El día 27 de marzo se celebra, en todo el orbe, el Día Internacional del Teatro. Para celebrar, desde el sitio web de Radio Progreso, dicha efeméride, he decidido establecer el vínculo indisoluble entre teatro y literatura.

Ante todo, habría que definir esas dos manifestaciones culturales, cuyos objetivos priorizados son —por un lado— acariciar el intelecto y el espíritu de los fieles amantes del arte de las tablas y de la palabra escrita, y por el otro, descubrir valores éticos, estético-artísticos, patrióticos, humanos y espirituales, tanto en una puesta en escena, como en un texto literario.

El Diccionario de la Real Academia de la Lengua Española, registra el vocablo «teatro (como el) arte de componer obras dramáticas (o humorísticas)», mientras que a la «literatura [la identifica como] una de las bellas artes que emplea la palabra escrita como instrumento (o herramienta de trabajo). O como el conjunto de la producción literaria (también puede interpretarse como creación intelectual y espiritual] de un país o época [socio-histórica)».

Una vez caracterizados —desde una óptica semántica por excelencia— los términos teatro y literatura, podemos afirmar que una y otra disciplinas artísticas configuran dos gotas de agua cristalina que corren por los ríos subterráneos del alma humana; gotas de agua pura, cuya génesis se localiza en el componente espiritual del inconsciente freudiano del escritor o el dramaturgo.

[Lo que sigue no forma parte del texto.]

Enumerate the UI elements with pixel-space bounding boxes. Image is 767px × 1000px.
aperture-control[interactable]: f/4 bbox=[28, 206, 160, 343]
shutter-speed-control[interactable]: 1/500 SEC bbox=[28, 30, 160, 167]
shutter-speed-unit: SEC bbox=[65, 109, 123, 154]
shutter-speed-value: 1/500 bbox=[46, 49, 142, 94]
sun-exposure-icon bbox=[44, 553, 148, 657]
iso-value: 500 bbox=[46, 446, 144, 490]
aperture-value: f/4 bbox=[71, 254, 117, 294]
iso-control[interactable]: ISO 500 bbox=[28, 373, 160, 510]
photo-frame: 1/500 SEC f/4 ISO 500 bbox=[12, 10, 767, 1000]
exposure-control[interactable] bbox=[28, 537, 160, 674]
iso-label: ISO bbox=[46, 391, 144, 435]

Por lo tanto, el teatro y la literatura son dos hermanas gemelas que no pueden separarse ni percibirse de manera aislada, ya que se enriquecen, interactúan en la praxis profesional, y se necesitan mutuamente, como la luz a las plantas, el aire a las aves, el agua  a los peces y los pequeños príncipes a la gran familia humana, porque si faltara una se resiente la otra, y por ende, pierde su esplendor, ya que el teatro se alimenta de la literatura y esta de aquel. ¿Cuántas puestas en escena no han sido llevadas a la literatura, y cuántas obras literarias no han sido adaptadas —con mayor o menor empaque poético-literario y estético-artístico— al teatro, y consecuentemente, representadas en el proscenio, con gran éxito de público y de crítica? Enumerarlas desbordaría —con creces— los estrechos límites que nos impone el ejercicio periodístico, percibido por el laureado escritor y periodista Gabriel García Márquez (1927-2014), Premio Nobel de Literatura, como «literatura con prisa».     

De acuerdo con mi leal entender y sano juicio, al decir del Derecho Notarial, la única diferencia que advierto entre teatro y literatura consiste en que el dramaturgo escribe la obra teatral para que los actores desarrollen la acción dramática en el escenario, delante de un público, para hacer reflexionar, llorar o reír al auditorio, según el género de que se trate, mientras que el escritor utiliza la pantalla del ordenador para llevar a la letra impresa el resultado de su fecunda imaginación creadora, para que el lector, en la intimidad, pueda involucrarse en la trama de la novela hasta descubrir el mensaje ético-humanista que el autor trata de transmitirle mediante los diálogos que establecen los personajes, o emplee al máximo su capacidad cognoscitiva para decodificar los intríngulis de un ensayo literario, por solo citar dos ejemplos.

En resumen, teatro y literatura han constituido, constituyen y constituirán —sin duda— una pareja inseparable.